Ma piété avait déjà fait un pacte avec la mort, le pacte d’un marin, d’un fantassin, d’un aviateur inconnu. A l’aube du 25 mai, j’avais dit à mes camarades réunis : « Personne de vous, certes, ne savait qu’il aimait à ce point cette Grande Mère. Mais qui de nous le premier saura mourir pour elle ? Quelqu’un d’entre nous est-il déjà désigné, déjà élu ? Si j’étais celui-là ! Si le présage ne m’abusait point, si ne m’abusait point mon pressentiment ! « 

J’avais dit : « Nous n’avons désormais d’autre valeur que celle de notre sang à verser ; nous ne pouvons être mesurés qu’au niveau du sol conquis. Voici l’aube, ô mes camarades, voici la diane ; et bientôt ce sera l’aurore. Embrassons-nous et disons-nous adieu. Ce que nous avons fait, est fait. Il faut donc que nous nous séparions et puis que nous nous retrouvions. Notre Dieu nous accorde de nous retrouver, ou vivants ou morts, en un lieu de lumière. »
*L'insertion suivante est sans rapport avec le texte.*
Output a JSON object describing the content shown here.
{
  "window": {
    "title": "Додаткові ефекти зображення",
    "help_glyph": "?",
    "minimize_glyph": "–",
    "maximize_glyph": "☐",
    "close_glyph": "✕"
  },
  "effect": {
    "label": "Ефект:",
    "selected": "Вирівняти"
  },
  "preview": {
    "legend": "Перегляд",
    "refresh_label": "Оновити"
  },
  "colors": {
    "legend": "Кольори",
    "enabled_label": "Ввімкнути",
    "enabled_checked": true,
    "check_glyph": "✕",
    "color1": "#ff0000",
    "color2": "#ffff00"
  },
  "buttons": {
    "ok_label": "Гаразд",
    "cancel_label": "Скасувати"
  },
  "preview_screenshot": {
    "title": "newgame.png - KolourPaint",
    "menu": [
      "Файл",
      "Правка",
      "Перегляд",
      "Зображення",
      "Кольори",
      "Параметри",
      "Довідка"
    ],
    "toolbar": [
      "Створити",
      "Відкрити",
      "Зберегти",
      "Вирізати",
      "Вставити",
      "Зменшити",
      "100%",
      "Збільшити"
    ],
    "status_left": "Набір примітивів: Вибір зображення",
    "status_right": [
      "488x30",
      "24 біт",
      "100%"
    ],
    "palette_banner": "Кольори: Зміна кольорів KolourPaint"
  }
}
Mais il fallait s’arracher de la mère mortelle avant de se donner à la mère immortelle.

Je me représentais les adieux des petits soldats, des volontaires de seize ans, des anciens de cinquante, là à travers cette campagne amère ; et j’imaginais les mères debout, sur le seuil ou bien à l’extrémité de la route, droites dans les plis de leur tablier brun.

Et la peur ne cessait de me serrer la gorge. Et la course ne me semblait pas assez rapide ; mais chaque arrêt était pour moi un soulagement presque lâche. Et quand j’entrais dans l’ombre des montagnes, je fermais les yeux comme pour n’en plus sortir.


Mon poignet se brise. Ma main est tombée comme une chose desséchée.


J’ai soif. Je meurs de soif. De mon orteil, là-bas, si lointain, à ma gorge de métal qui ne s’humecte jamais, tout mon corps est altéré. Et c’est en vain que je demande une gorgée d’eau.

Dites-moi s’il est une agonie plus cruelle.